Jobs program fills vocational void COOPERATIVE EFFORT Lake Clifton students due training at Veterans center

September 25, 1990|By Mark Bomster | Mark Bomster,Evening Sun Staff

First problem: a lack of skilled labor to fill some jobs at the Veterans Affairs Medical Center on Loch Raven Boulevard.

Second problem: finding jobs for students who will graduate from Lake Clifton-Eastern High School next spring with no immediate plans for college.

Solution: a special work-study program that will virtually guarantee jobs at the VA hospital for at least seven students upon graduation, and provide real-world training for some 25 more.

The new program is one of a growing number of cooperative ventures between employers and the schools.

"We have a lot of kids who come out of school not going to college," noted Oscar T. Jobe, Lake Clifton-Eastern principal. "What we need to do is make sure there is something they can do."

The federal jobs program, he said, "is a vocational program and it is designed to fill a specific need."

The program is a cooperative effort between Lake Clifton and the VA Medical Center, with the help of the federal Office of Personnel Management.

It focuses on jobs where the VA has trouble hiring skilled workers, said R. David Edwards, chief of voluntary service for the hospital.
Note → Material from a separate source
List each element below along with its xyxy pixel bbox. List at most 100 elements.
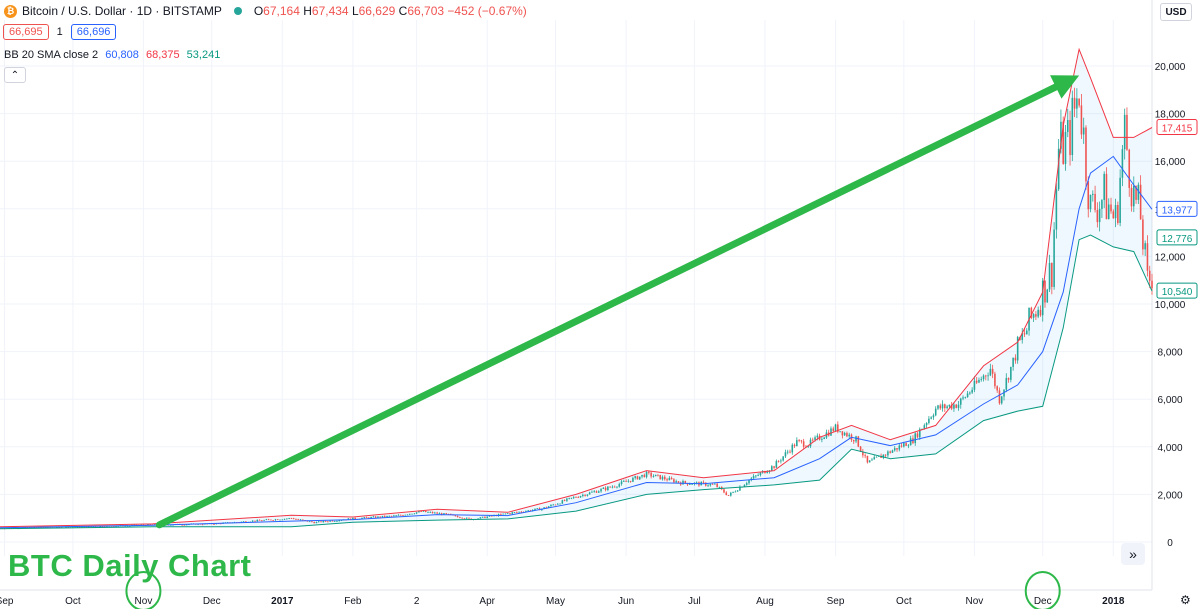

They include clerical positions, typists, data entry clerks, secretaries and workers in housecleaning and maintenance.

Over the summer, two staff members from Lake Clifton were put on the hospital's payroll to develop the special curriculum that went into effect for a group of seniors this school year.

They came up with a program that adds special courses to the regular curriculum, combined with time spent on the job at the hospital.

In the first year, 32 seniors are competing for the seven hospital jobs now available.

From September through January, their course work is to include training on electronic calculators, the Wang word-processing system, the IBM PS2 computer, electronic transcription equipment and electric typewriters.

The students are to get intensive typing practice to boost their typing rates to 30 to 60 words a minute.

And they are to brush up on their basic language skills, as well as learn how to prepare a resume and get ready for a job interview.

From February through May, seven of those students are to spend work-study time at the hospital, either after school, on weekends or, in some cases, in week-on, week-off stretches of attending school and going to work.

If they graduate and complete their training, the seven work-study students will be hired at the hospital without having to take the federal Civil Service test, under new federal regulations that allow such hirings.

A school official said they would start work at the federal government's GS-3 Step One level, with an annual salary of $12,982.

Other students in the program are to have the opportunity to participate in an internship program at the hospital.